Не дожидаясь, пока закроется дверь, он рванулся в гостиную, и вовремя – успел выхватить трубку, в которой – господи, пронесло! – еще раздавались длинные гудки.
– Но я хочу поговорить с мамой, Моррис! Я должна ей все рассказать. Она, наверное, до смерти испереживалась. – От гнева, отчаяния и недоверия Массимина расплакалась.
За ее спиной по-прежнему бормотал телевизор, теперь рекламируя бренди. Прикрывая корпусом телефон, Моррис попытался обнять девушку.
– Сначала ты должна дать мне возможность все объяснить.
Она отпрянула. В пристальном взгляде читались подозрение и даже страх. Но Моррис не собирался уступать.
– Что объяснить?
Он постарался, чтобы голос звучал нежно и ласково:
– Ты только сядь, милая, сядь вот сюда, и я тебе все-все расскажу, хорошо, Мими? Просто пообещай, что не будешь ничего делать, пока я тебе не расскажу.
С улицы донесся рев автомобиля – Роберто наконец-то убрался. Они были на вилле одни, а ближайший дом находился в доброй полумиле вниз по дороге, где от асфальта остались одни воспоминания.
Моррис выключил телевизор.
– Дело в том, – медленно заговорил он, – что я с самого начала подумал: если сказать, что ты убежала со мной, они тотчас же захотят нашей крови. Точнее, моей крови. Поэтому я просто-напросто ничего не сказал твоим родным. Я был уверен, что они не задумываясь разлучат нас, и разлучат навеки!
– Но…
Моррис опустился в большое кресло из белой кожи. К нему возвращалась былая уверенность – он сыграет эту роль! Кроме того, он чувствовал, что решение уже принято. Что ж, он даст девчонке последний шанс. Слово за ней. Ей решать.

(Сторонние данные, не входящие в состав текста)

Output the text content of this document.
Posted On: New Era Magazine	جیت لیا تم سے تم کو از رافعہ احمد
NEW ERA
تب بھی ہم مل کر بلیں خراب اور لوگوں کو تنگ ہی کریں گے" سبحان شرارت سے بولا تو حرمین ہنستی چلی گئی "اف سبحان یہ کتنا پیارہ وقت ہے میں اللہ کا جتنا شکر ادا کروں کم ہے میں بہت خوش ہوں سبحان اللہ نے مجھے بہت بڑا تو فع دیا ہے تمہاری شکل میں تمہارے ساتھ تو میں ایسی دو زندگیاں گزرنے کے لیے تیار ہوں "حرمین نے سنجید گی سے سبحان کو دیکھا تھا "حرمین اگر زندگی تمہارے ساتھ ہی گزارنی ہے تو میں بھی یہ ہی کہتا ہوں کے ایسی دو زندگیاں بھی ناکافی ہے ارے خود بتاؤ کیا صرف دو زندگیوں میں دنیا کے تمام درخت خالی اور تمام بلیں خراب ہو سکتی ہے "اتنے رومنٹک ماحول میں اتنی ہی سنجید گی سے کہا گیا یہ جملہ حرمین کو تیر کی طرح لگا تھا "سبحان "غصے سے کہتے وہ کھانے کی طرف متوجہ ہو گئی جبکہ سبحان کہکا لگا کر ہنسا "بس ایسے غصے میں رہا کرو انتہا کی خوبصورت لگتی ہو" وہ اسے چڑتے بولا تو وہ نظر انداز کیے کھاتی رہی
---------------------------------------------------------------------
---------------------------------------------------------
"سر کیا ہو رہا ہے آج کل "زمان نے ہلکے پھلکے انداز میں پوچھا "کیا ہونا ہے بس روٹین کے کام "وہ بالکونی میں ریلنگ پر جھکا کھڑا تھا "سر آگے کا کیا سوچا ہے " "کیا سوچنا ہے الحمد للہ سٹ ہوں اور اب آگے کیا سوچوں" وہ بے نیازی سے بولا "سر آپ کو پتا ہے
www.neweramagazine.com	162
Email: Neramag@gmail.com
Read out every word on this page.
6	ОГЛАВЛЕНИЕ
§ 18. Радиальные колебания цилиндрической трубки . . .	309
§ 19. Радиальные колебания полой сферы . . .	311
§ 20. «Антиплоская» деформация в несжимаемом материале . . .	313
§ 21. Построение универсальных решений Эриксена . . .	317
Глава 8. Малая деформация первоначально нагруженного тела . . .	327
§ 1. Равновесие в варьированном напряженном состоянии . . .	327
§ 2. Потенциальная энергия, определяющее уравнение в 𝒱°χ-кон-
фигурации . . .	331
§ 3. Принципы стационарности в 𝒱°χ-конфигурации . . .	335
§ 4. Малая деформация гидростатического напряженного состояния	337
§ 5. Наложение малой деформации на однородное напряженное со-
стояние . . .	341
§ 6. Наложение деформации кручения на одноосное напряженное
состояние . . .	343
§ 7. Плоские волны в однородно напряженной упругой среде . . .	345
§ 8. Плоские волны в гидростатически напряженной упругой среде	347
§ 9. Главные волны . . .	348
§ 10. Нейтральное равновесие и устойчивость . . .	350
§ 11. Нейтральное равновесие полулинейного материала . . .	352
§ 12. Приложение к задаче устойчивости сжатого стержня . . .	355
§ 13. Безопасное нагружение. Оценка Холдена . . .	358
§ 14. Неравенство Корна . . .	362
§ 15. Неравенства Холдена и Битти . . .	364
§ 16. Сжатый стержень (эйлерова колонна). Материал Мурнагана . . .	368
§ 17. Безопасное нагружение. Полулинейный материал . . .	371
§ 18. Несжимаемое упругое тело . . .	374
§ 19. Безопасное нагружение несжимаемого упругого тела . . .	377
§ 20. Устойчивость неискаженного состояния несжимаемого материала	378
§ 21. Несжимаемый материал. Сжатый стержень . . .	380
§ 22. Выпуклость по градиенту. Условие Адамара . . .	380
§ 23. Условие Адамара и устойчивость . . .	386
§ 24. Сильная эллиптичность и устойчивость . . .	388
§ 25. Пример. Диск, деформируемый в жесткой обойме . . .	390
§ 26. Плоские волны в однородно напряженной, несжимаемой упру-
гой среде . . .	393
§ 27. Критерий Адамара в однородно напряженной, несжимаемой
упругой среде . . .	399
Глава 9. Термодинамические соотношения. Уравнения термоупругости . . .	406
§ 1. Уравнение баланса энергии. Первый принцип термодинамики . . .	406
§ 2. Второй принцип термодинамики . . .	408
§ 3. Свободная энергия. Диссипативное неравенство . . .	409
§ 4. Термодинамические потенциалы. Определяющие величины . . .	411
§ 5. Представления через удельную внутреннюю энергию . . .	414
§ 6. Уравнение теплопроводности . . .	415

– Твоим родным я сказал, что не знаю, где ты находишься, а потом уничтожил письма, которые ты написала…
– Что ты сделал?!
– Разумеется, через пару дней я понял, что совершил чудовищную глупость, но к тому времени уже завяз по уши в своем вранье. Я не мог признаться, иначе все сразу бы догадались, что я лгал с самого начала. Понимаешь, Мими, самое страшное было в том, что, когда я приехал к твоей матери, там оказалась полиция… Мне поневоле пришлось повторить свой рассказ, так что… Честно говоря, думаю, что именно поэтому я и заболел в Риме. Из-за того, что перенервничал, переволновался – помнишь, в каком напряжении я все время находился, помнишь, как я…
Он позволил своему голосу смущенно стихнуть.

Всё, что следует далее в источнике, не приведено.